Di nuovo dalla Russia, anche se per la precisione prima era Unione Sovietica e adesso sarebbe Ucraina, ancora dalla Russia (per semplicità d’intendimenti quindi), dopo la Dinamo Kiev anni ‘80 di Lobanovski, arriva a terrorizzare l’Occidente l’urlo di una squadra imprevedibile per cui possiamo parlare di futuro: lo Zenit di San Pietroburgo.

Della concezione lobanovskiana, questa squadra ha davvero tanto. È anarchica ma allo stesso tempo ordinata, baldanzosa e allo stesso tempo accorta, irresistibile negli spazi ampi e granitica in quelli stretti, ha fantasia e rigore, corsa e lucidità.

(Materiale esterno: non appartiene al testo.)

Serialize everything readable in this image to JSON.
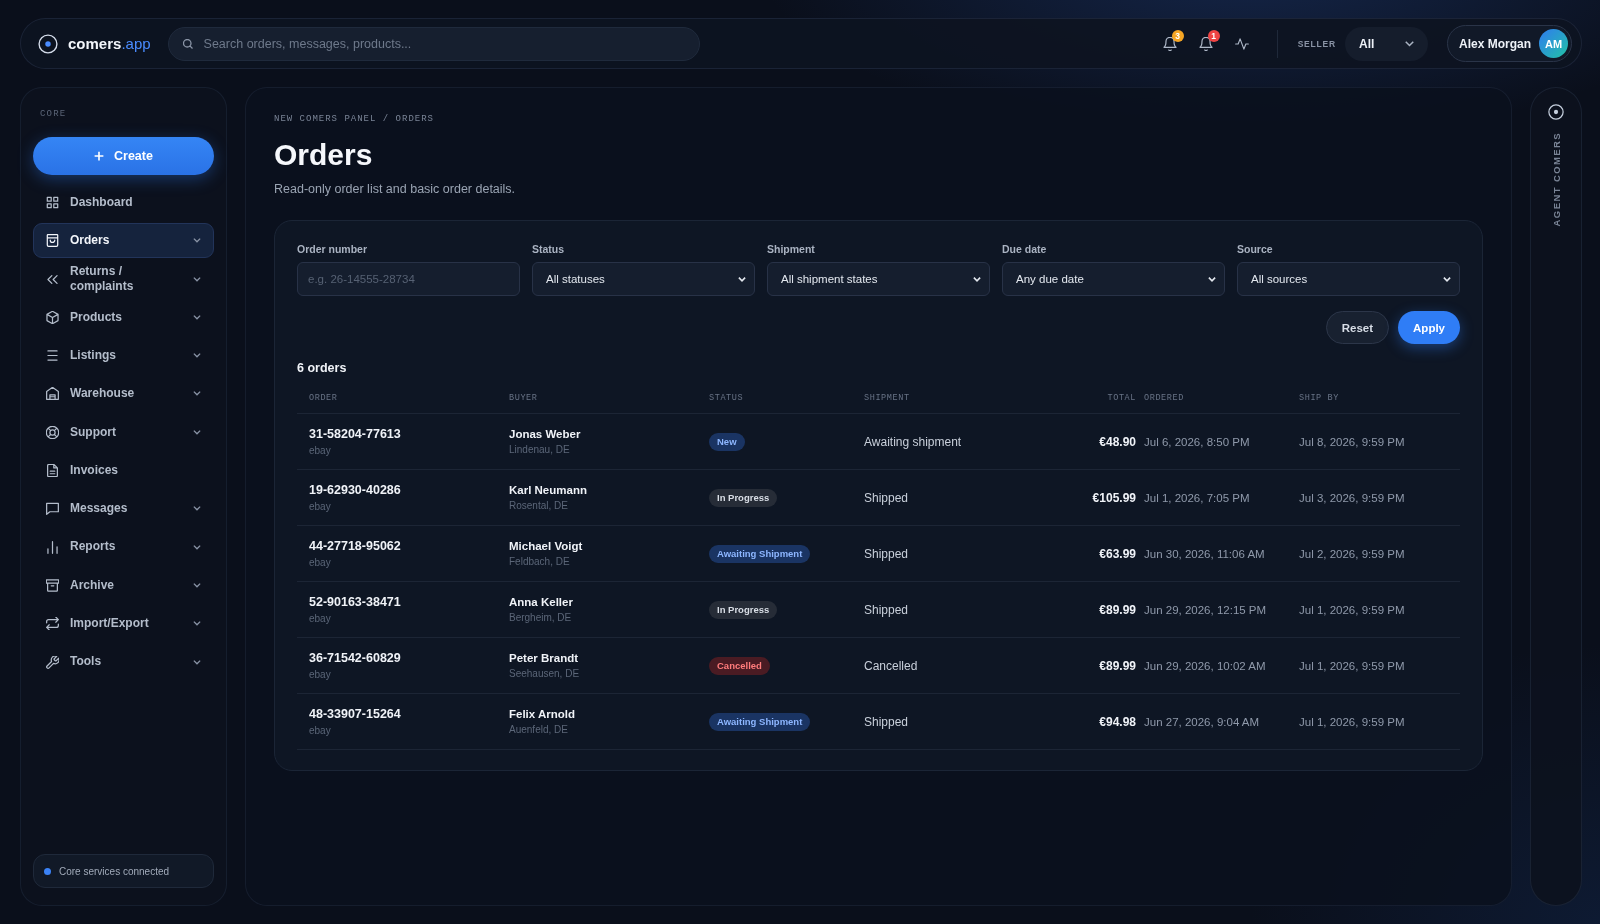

Quello che impressiona di più è il coraggio che tutti i calciatori disperdono a manciate sul campo. Il terzino non ha paura di scorazzare per dieci volte consecutive in avanti lasciando scoperta la fascia, il mediano non disperde energie e palloni con lanci lunghi inutili e prevedibili, cerca di sviluppare un gioco magari semplice ma che fa della voglia individuale il succo, il centravanti non ha nessun timore di buttarsi nelle mischie più fragorose anche grazie alla stazza.

E pensare che tutto questo viene fuori dallo shaker di un olandese nano che prima di adesso era stato preso per il culo da mezzo mondo per le sue squadre belle sì, ma vincenti quasi mai. La folle idea di un calcio totalizzante (non totale nel senso che tutti giocano in tutti gli spazi del campo, ma totalizzante, nel senso che tutti sanno di essere la parte di un tutto che nell’incastro moltiplica l’efficacia) olandese unita all’esuberanza anarcoide russa ha partorito uno spartito musicale nervoso, fatto di strappi e balzi armonici, dove il ritmo è frenetico e fiaccante per gli avversari.

In porta uno dei portieri più affidabili d’Europa, Malafeev, mai capace di parate strepitose ma sempre presente, una difesa, che nei campionati definiti migliori farebbe ravvibridire perché segue l’istinto mentre dappertutto si predica la scientificità del movimento in simmetria, composta da due terzini esageratamente insavi come lo slovacco Sirl e Anyukov, dotati di una resistenza incredibile sfruttata nell’appoggiare in modo costante la manovra d’attacco, e due centrali come il cammellone Krizanac e l’antilope Puygrenier oppure lo sciroccato Shirokov, dotati di stacco e velocità.

Il centrocampo è poi un piatto che va servito tiepido. Il trio Tymoschuk-Zyryanov-Denisov è la cosa più vicina ad un’orchestra collaudata in cui le note, scandite e pausate, creano un’armonia esaltante. L’ucraino dirige le operazioni di squadra come un capitano di vascello, gli altri due si quadruplicano in lavori di cesello e ramazza, di forza e abilità.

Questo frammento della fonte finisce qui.